42 Induk Kelinci Dan Ketiga Anaknya

3.9K 738 59
                                    


Keesokan paginya, setelah Qia mengajak Anne, Septian juga Hwan keliling hutan dan kebun teh, mereka memutuskan untuk kembali ke rumah penginapan dan tidur di sana untuk malam terakhir mereka sebelum kembali ke kota.

Keempatnya bersama-sama membereskan juga membersihkan sampah yang ada.

"Kak Anne, jangan lupa sampah yang ada di dalam tenda dikeluarin dulu, ya," ujar Qia mengingatkan anaknya.

"Iya, Ma. Sudah Anne masukin ke kresek sampah."

"Oke, pokoknya kita nggak boleh ninggalin sampah secuil pun."

Hwan meengang.
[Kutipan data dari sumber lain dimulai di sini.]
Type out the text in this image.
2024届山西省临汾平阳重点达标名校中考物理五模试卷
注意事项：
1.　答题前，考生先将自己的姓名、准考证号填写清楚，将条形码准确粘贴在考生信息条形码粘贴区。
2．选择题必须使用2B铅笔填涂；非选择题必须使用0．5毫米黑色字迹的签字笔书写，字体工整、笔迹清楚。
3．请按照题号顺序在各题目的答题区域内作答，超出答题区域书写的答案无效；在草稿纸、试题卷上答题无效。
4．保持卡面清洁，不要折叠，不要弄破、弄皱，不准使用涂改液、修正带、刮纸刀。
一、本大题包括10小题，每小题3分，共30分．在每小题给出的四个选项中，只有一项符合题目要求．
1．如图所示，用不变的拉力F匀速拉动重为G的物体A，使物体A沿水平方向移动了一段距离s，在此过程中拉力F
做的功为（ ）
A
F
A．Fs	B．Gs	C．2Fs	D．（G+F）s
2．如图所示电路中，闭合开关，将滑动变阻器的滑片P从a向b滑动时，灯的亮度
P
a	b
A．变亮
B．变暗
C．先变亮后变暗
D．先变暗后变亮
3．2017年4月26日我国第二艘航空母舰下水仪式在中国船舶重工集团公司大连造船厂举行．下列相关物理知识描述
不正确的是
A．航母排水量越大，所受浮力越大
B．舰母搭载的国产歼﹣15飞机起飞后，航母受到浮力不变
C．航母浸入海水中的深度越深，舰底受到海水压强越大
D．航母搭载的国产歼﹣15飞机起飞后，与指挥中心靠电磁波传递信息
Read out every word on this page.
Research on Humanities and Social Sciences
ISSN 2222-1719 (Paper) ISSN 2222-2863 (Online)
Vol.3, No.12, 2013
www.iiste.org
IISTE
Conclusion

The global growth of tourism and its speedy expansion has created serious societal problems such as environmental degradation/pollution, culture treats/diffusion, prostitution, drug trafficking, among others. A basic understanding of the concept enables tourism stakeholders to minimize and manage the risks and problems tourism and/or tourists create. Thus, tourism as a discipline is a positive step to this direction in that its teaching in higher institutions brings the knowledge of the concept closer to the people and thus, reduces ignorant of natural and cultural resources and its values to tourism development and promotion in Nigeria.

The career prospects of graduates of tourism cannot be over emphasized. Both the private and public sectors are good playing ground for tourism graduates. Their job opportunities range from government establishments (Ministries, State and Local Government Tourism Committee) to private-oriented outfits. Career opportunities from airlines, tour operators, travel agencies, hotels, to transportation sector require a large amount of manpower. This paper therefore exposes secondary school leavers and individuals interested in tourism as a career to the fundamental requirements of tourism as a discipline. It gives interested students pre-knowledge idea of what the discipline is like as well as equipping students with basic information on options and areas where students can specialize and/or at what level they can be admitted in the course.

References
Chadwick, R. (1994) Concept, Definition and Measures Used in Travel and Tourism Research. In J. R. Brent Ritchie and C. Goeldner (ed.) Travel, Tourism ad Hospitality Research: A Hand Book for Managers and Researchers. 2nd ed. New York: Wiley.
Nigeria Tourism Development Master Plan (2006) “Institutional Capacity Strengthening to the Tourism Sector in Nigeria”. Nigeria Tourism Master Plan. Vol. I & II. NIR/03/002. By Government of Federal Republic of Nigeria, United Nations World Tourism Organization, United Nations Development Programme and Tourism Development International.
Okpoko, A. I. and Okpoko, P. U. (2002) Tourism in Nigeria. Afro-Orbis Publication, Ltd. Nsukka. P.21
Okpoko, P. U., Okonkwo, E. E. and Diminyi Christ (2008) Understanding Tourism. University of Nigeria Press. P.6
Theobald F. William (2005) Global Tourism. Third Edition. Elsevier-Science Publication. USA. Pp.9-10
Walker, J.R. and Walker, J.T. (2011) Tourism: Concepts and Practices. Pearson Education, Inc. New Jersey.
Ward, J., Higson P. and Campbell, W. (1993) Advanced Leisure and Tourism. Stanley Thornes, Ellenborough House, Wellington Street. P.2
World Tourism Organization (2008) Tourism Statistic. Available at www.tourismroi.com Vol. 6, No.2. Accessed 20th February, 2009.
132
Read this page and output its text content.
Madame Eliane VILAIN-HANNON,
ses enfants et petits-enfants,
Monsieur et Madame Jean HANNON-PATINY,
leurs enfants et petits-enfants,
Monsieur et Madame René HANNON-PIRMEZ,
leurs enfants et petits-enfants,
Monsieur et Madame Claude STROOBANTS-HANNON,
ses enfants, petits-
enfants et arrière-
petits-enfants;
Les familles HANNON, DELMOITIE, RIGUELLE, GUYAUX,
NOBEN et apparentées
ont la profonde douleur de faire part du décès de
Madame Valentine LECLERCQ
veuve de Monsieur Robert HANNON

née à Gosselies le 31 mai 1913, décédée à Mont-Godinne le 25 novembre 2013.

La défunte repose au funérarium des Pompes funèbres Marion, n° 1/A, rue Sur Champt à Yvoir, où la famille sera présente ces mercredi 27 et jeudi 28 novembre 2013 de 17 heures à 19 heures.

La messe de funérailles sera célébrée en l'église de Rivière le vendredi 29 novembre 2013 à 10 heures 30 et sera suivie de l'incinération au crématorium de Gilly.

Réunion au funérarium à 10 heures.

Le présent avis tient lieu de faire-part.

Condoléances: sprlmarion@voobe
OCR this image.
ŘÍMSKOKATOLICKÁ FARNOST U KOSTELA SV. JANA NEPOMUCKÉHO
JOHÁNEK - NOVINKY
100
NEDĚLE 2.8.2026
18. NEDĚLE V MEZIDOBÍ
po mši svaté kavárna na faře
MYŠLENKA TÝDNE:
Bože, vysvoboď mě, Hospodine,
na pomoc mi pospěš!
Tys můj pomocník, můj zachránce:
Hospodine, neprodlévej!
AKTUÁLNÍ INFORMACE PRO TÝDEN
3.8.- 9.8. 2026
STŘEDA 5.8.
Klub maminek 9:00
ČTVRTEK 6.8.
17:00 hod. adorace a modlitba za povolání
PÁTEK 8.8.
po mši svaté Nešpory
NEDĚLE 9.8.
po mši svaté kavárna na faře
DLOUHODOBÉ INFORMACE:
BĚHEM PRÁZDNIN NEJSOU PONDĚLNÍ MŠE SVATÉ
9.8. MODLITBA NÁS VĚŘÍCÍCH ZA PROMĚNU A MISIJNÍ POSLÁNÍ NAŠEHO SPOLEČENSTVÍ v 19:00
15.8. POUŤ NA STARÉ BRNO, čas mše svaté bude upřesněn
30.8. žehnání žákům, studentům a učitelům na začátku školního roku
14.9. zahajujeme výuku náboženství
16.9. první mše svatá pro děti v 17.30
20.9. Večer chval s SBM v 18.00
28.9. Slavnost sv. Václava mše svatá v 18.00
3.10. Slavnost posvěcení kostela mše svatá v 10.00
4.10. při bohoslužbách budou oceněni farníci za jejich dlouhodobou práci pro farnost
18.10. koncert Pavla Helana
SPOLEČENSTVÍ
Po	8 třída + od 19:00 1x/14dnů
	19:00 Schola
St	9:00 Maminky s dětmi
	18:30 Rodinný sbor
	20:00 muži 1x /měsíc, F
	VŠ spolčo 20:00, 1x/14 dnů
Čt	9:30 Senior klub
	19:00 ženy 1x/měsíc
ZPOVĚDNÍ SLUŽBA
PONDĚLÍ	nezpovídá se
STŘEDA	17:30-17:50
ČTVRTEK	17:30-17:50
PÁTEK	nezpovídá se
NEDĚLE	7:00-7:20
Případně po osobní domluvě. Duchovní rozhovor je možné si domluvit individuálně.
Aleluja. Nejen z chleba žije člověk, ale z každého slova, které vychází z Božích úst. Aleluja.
Pemuda itu meninggalkan tenda yang sedang dilipatnya kemudian mencari bungkusan permen karet yang ia buang sembarang tadi malam. Seingatnya ia buang di dekat api unggun tapi waktu dicari nggak ada.

"Cari apa, Hwan?" tanya Septian yang penasaran melihat Hwan meninggalkan tenda dan mengubek-ngubek tumpukan arang kayu bakar sisa api unggun semalam.

"Bungkus permen karet yang aku bang tadi malam nggak ada."

"Oh .. sudah aku buang ke tempat sampah."

"Oh ya?" tanya Hwan senang.

"Hm-hm, kamu sih buang sampah sembarangan padahal Tante Qia udah ingetin berkali-kali sebelum berangkat kalau kita nggak boleh buang sampah sembarangan. Meskipun kecil dan nggak berdampak tapi kalau ratusan juta manusia berpikiran kayak gitu bumi kita bisa rusak juga."

Hwan menggaruk rambutnya yang tak gatal kemudian meminta maaf. Syukurlah kalau sudah dibuang oleh Septian. Jika tidak mungkin Hwan akan merasa terbebani karena tidak mendengarkan peringatan Qia.

ENtah apa yang membuat Hwan seperti itu tapi ia merasa bahwa kedua orang tua Anne adalah orang dewasa yang bisa ia percayai dan Hwan tidak ingin merusak kepercayaan mereka. Berbeda dengan ayahnya, selingkuhan ayahnya atau guru-guru di sekolah. Bahkan ketika ia ratusan kali dipanggil guru untuk ditegur akibat rambutnya yang panjan, Hwan sama sekali nggak peduli. Hwan juga pernah ditegur karena membuang bungkus permen karet sembarangan ke arah taman sekolah dan keesokannya tetap Hwan ulangi lagi.

"Semuanya sudah siap? Ga ada yang ketinggalan kan?" tanya Qia memastikan bahwa tidak ada barang mereka yang ketinggalan.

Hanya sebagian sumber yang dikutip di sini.